Valdemir Pires
A terra dos Glaucos

Conta Xenofonte que o jovem Glauco se movia como quem desejava ser governante em Atenas. Sócrates, sabendo-o incapaz para o exercício do poder naquela democracia, acercou-se dele ao encontrá-lo, certa vez, e o envolveu numa de suas conversas destinadas a fazer a pessoa descobrir suas limitações. Começou por revelar-lhe a incompetência em assuntos de finanças públicas; depois, em defesa nacional.
“– Não procurarás enriquecer a cidade – disse Sócrates – como se se tratasse de enriquecer a casa de um amigo?
– Sim.
– Inventar maiores rendas não será o meio de torná-la rica?
– Evidentemente.
– Diga-me, pois, de onde se retiram hoje as rendas do Estado e qual o seu montante. Certamente fizeste teus estudos, a fim de suprir com os produtos que escassearem e prover aos que vierem a faltar.
– Por Zeus! – respondeu Glauco –, jamais pensei nisso.
– Sendo que não pensaste neste ponto, dize-me, ao menos, quais são as despesas da cidade: porque não resta dúvida de que tens a intenção de eliminar as supérfluas.
– Palavra!, tampouco pensei nisso.
– Pois bem, deixemos para depois o projeto de enriquecer o Estado. Como, porém, pensar em tal coisa, antes de conhecer as despesas e as rendas?
– Mas, Sócrates – disse Glauco –, também pode enriquecer-se a República com os despojos dos inimigos.
– Sim, sem dúvida, se formos mais fortes do que eles. Se formos mais fracos, nós é que seremos despojados.

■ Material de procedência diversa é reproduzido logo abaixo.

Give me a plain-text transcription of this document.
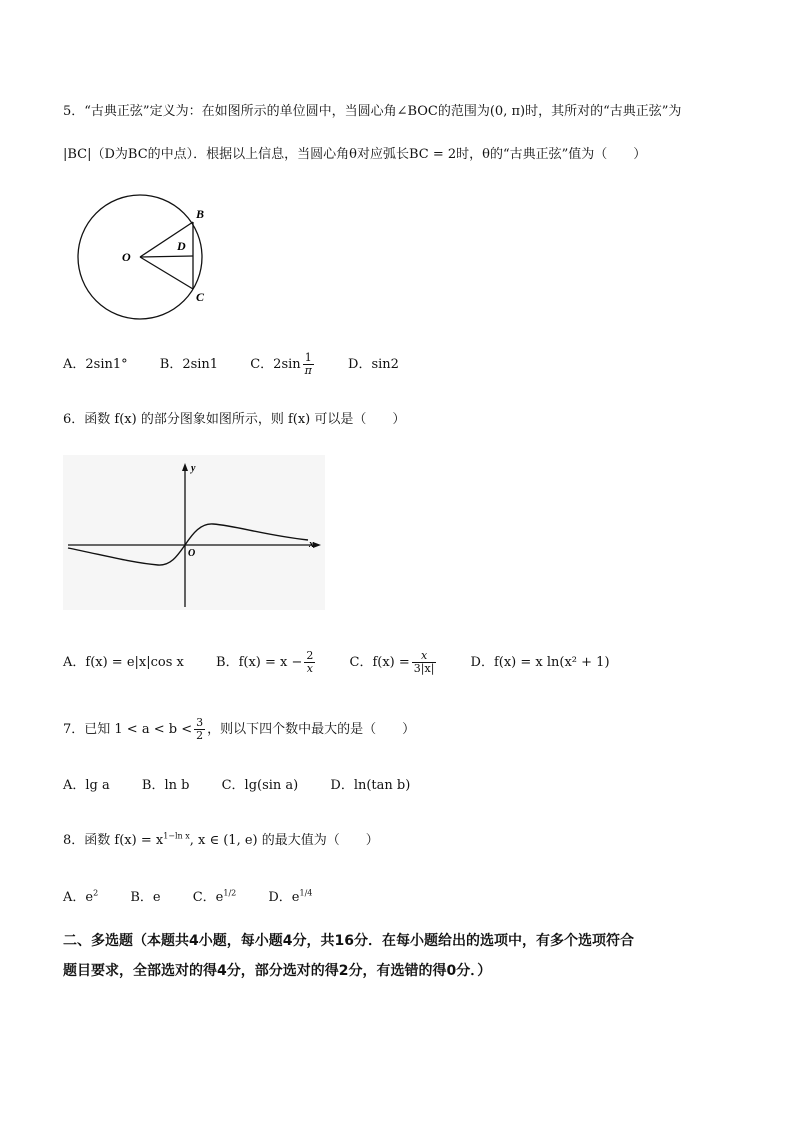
5．“古典正弦”定义为：在如图所示的单位圆中，当圆心角∠BOC的范围为(0, π)时，其所对的“古典正弦”为
|BC|（D为BC的中点）．根据以上信息，当圆心角θ对应弧长BC = 2时，θ的“古典正弦”值为（　　）
O
B
C
D
A．2sin1° B．2sin1 C．$2\sin \frac{1}{\pi}$	D．sin2
6．函数 f(x) 的部分图象如图所示，则 f(x) 可以是（　　）
x
y
O
A．f(x) = e|x|cos x B．$f(x) = x - \frac{2}{x}$	C．$f(x) = \frac{x}{3|x|}$	D．f(x) = x ln(x² + 1)
7．已知 $1 < a < b < \frac{3}{2}$ ，则以下四个数中最大的是（　　）
A．lg a B．ln b C．lg(sin a) D．ln(tan b)
8．函数 $f(x) = x^{1-ln x}$, x ∈ (1, e) 的最大值为（　　）
A．$e^2$ B．e C．$e^{1/2}$ D．$e^{1/4}$
二、多选题（本题共4小题，每小题4分，共16分．在每小题给出的选项中，有多个选项符合
题目要求，全部选对的得4分，部分选对的得2分，有选错的得0分．）
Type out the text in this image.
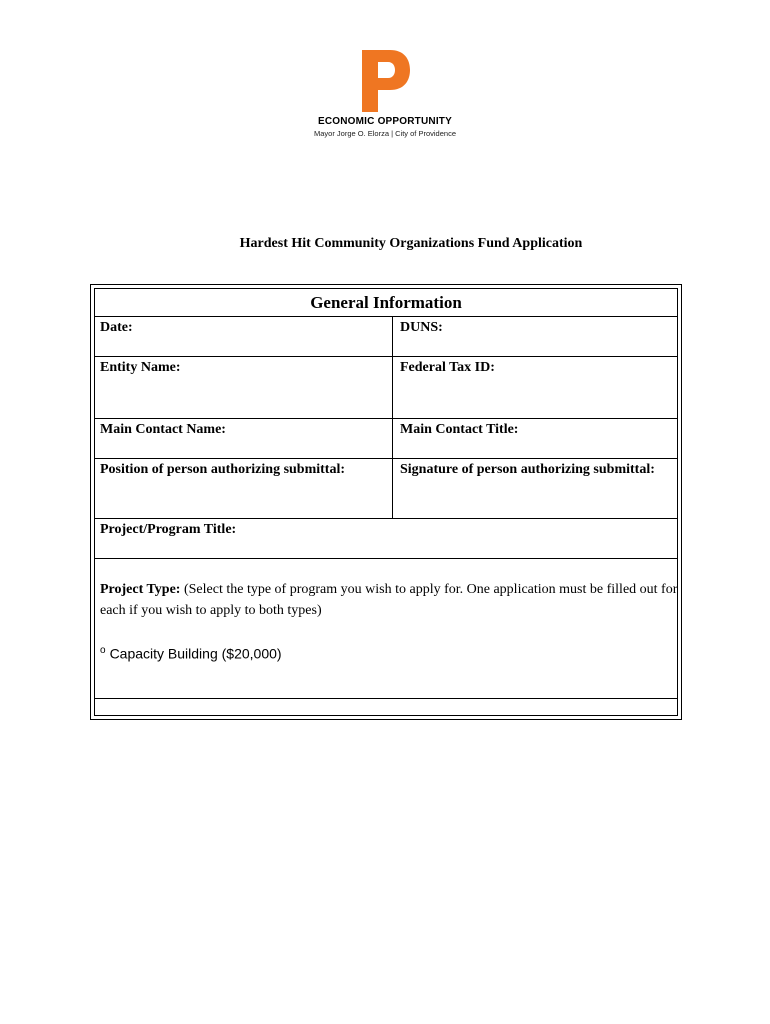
ECONOMIC OPPORTUNITY
Mayor Jorge O. Elorza | City of Providence
Hardest Hit Community Organizations Fund Application
General Information
Date:	DUNS:
Entity Name:	Federal Tax ID:
Main Contact Name:	Main Contact Title:
Position of person authorizing submittal:	Signature of person authorizing submittal:
Project/Program Title:
Project Type: (Select the type of program you wish to apply for. One application must be filled out for each if you wish to apply to both types)
$^o$ Capacity Building ($20,000)
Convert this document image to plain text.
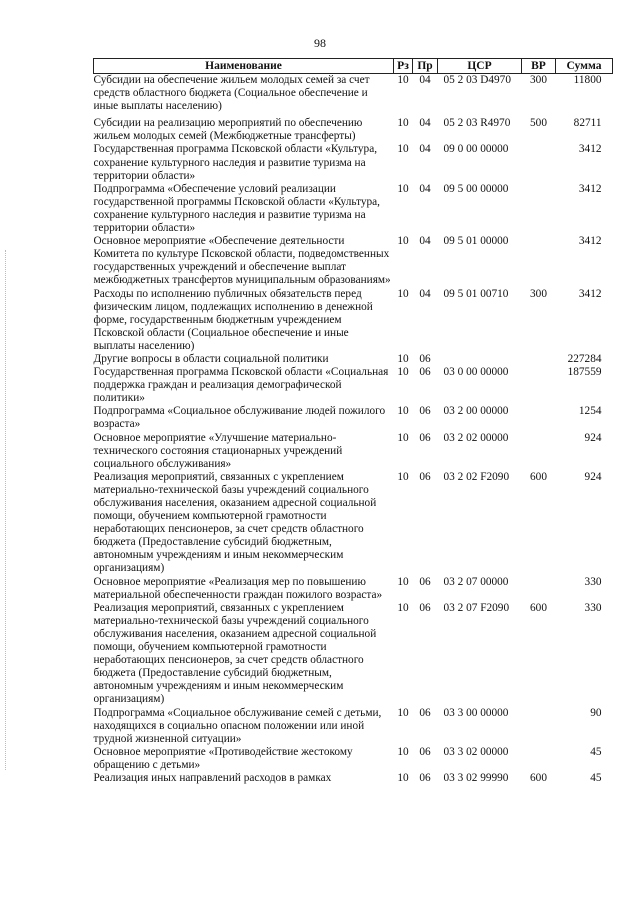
98
Наименование	Рз	Пр	ЦСР	ВР	Сумма
Субсидии на обеспечение жильем молодых семей за счет средств областного бюджета (Социальное обеспечение и иные выплаты населению)	10	04	05 2 03 D4970	300	11800
Субсидии на реализацию мероприятий по обеспечению жильем молодых семей (Межбюджетные трансферты)	10	04	05 2 03 R4970	500	82711
Государственная программа Псковской области «Культура, сохранение культурного наследия и развитие туризма на территории области»	10	04	09 0 00 00000		3412
Подпрограмма «Обеспечение условий реализации государственной программы Псковской области «Культура, сохранение культурного наследия и развитие туризма на территории области»	10	04	09 5 00 00000		3412
Основное мероприятие «Обеспечение деятельности Комитета по культуре Псковской области, подведомственных государственных учреждений и обеспечение выплат межбюджетных трансфертов муниципальным образованиям»	10	04	09 5 01 00000		3412
Расходы по исполнению публичных обязательств перед физическим лицом, подлежащих исполнению в денежной форме, государственным бюджетным учреждением Псковской области (Социальное обеспечение и иные выплаты населению)	10	04	09 5 01 00710	300	3412
Другие вопросы в области социальной политики	10	06			227284
Государственная программа Псковской области «Социальная поддержка граждан и реализация демографической политики»	10	06	03 0 00 00000		187559
Подпрограмма «Социальное обслуживание людей пожилого возраста»	10	06	03 2 00 00000		1254
Основное мероприятие «Улучшение материально-технического состояния стационарных учреждений социального обслуживания»	10	06	03 2 02 00000		924
Реализация мероприятий, связанных с укреплением материально-технической базы учреждений социального обслуживания населения, оказанием адресной социальной помощи, обучением компьютерной грамотности неработающих пенсионеров, за счет средств областного бюджета (Предоставление субсидий бюджетным, автономным учреждениям и иным некоммерческим организациям)	10	06	03 2 02 F2090	600	924
Основное мероприятие «Реализация мер по повышению материальной обеспеченности граждан пожилого возраста»	10	06	03 2 07 00000		330
Реализация мероприятий, связанных с укреплением материально-технической базы учреждений социального обслуживания населения, оказанием адресной социальной помощи, обучением компьютерной грамотности неработающих пенсионеров, за счет средств областного бюджета (Предоставление субсидий бюджетным, автономным учреждениям и иным некоммерческим организациям)	10	06	03 2 07 F2090	600	330
Подпрограмма «Социальное обслуживание семей с детьми, находящихся в социально опасном положении или иной трудной жизненной ситуации»	10	06	03 3 00 00000		90
Основное мероприятие «Противодействие жестокому обращению с детьми»	10	06	03 3 02 00000		45
Реализация иных направлений расходов в рамках	10	06	03 3 02 99990	600	45
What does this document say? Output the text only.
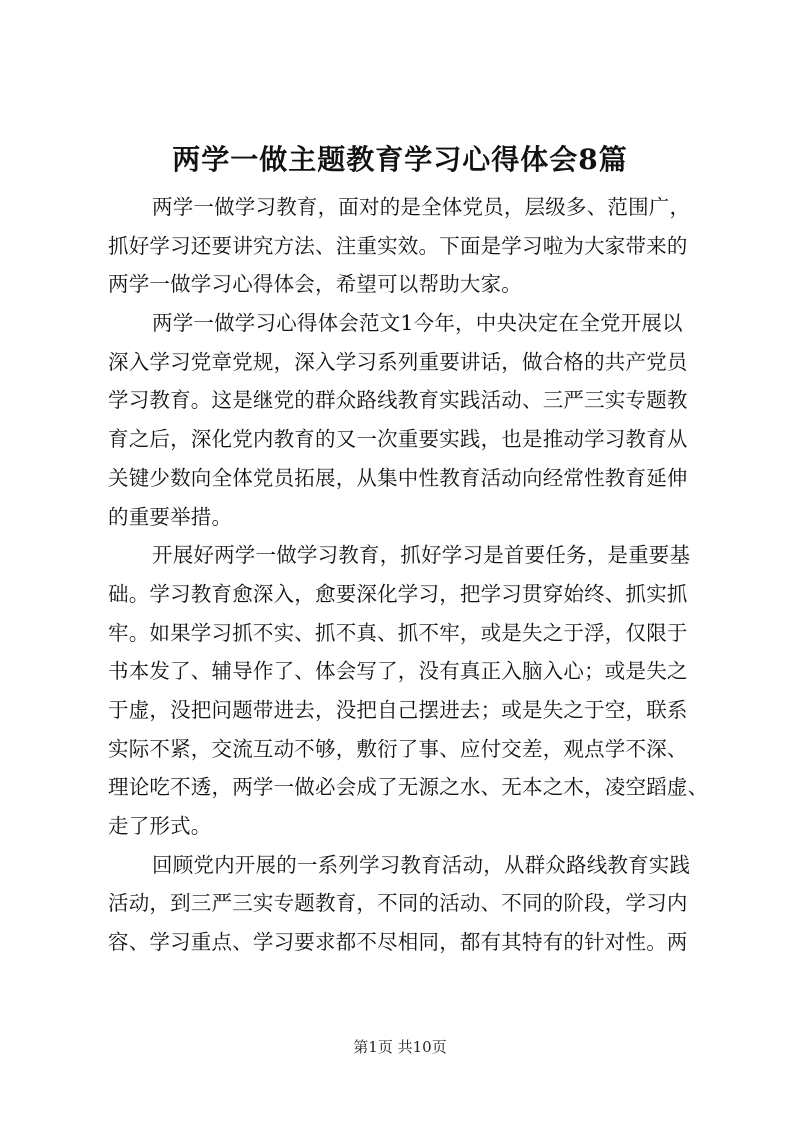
两学一做主题教育学习心得体会8篇
两学一做学习教育，面对的是全体党员，层级多、范围广，
抓好学习还要讲究方法、注重实效。下面是学习啦为大家带来的
两学一做学习心得体会，希望可以帮助大家。
两学一做学习心得体会范文1今年，中央决定在全党开展以
深入学习党章党规，深入学习系列重要讲话，做合格的共产党员
学习教育。这是继党的群众路线教育实践活动、三严三实专题教
育之后，深化党内教育的又一次重要实践，也是推动学习教育从
关键少数向全体党员拓展，从集中性教育活动向经常性教育延伸
的重要举措。
开展好两学一做学习教育，抓好学习是首要任务，是重要基
础。学习教育愈深入，愈要深化学习，把学习贯穿始终、抓实抓
牢。如果学习抓不实、抓不真、抓不牢，或是失之于浮，仅限于
书本发了、辅导作了、体会写了，没有真正入脑入心；或是失之
于虚，没把问题带进去，没把自己摆进去；或是失之于空，联系
实际不紧，交流互动不够，敷衍了事、应付交差，观点学不深、
理论吃不透，两学一做必会成了无源之水、无本之木，凌空蹈虚、
走了形式。
回顾党内开展的一系列学习教育活动，从群众路线教育实践
活动，到三严三实专题教育，不同的活动、不同的阶段，学习内
容、学习重点、学习要求都不尽相同，都有其特有的针对性。两
第1页 共10页
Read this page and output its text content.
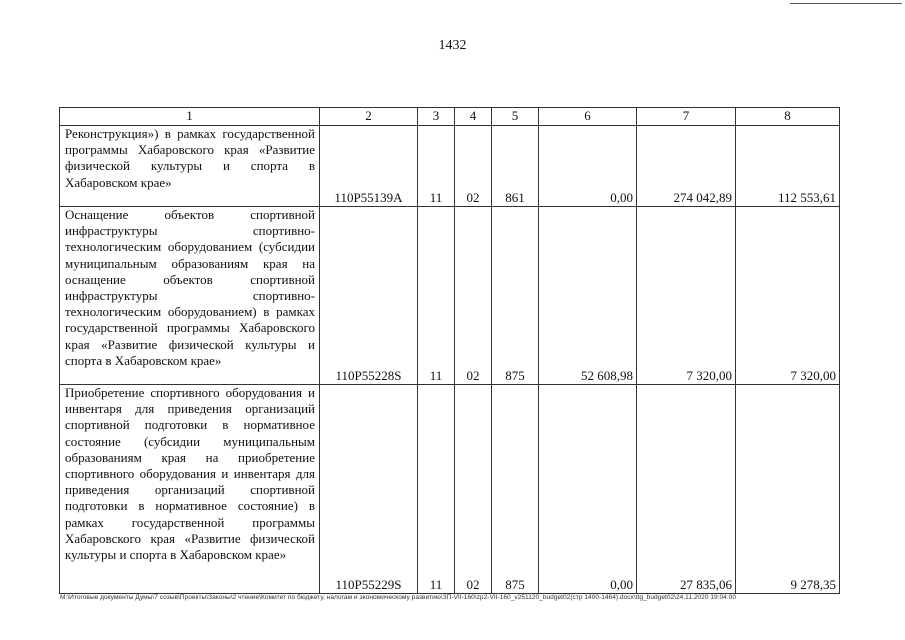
1432
1	2	3	4	5	6	7	8
Реконструкция») в рамках государственной программы Хабаровского края «Развитие физической культуры и спорта в Хабаровском крае»	110Р55139А	11	02	861	0,00	274 042,89	112 553,61
Оснащение объектов спортивной инфраструктуры спортивно-технологическим оборудованием (субсидии муниципальным образованиям края на оснащение объектов спортивной инфраструктуры спортивно-технологическим оборудованием) в рамках государственной программы Хабаровского края «Развитие физической культуры и спорта в Хабаровском крае»	110Р55228S	11	02	875	52 608,98	7 320,00	7 320,00
Приобретение спортивного оборудования и инвентаря для приведения организаций спортивной подготовки в нормативное состояние (субсидии муниципальным образованиям края на приобретение спортивного оборудования и инвентаря для приведения организаций спортивной подготовки в нормативное состояние) в рамках государственной программы Хабаровского края «Развитие физической культуры и спорта в Хабаровском крае»	110Р55229S	11	02	875	0,00	27 835,06	9 278,35
M:\Итоговые документы Думы\7 созыв\Проекты\Законы\2 чтение\Комитет по бюджету, налогам и экономическому развитию\ЗП-VII-160\zp2-VII-160_v251120_budget02(стр 1400-1464).docx\ttg_budget02\24.11.2020 19:04:00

– Quem desejar empreender uma guerra precisa, pois, conhecer a força de sua nação e a dos inimigos, a fim de, se a sua pátria for mais forte, poder abrir as hostilidades, se mais fraca, manter-se defensiva.
– Tens razão.
– Dize-me, primeiro, quais são as forças de nossa cidade em terra e mar, depois a dos inimigos.
- Ora, assim de improviso não posso responder-te!”
Terra dos Glaucos. Isso é o que somos.
E em terra de Glaucos, nenhum Sócrates pode ter vez. Ainda que não lhe seja ministrada cicuta, todas as portas lhe serão fechadas. E cada Sócrates precisa se cuidar para que uma delas não o impeça de sair de um incômodo cômodo a que seja não gentilmente convidado a entrar, sem justo julgamento.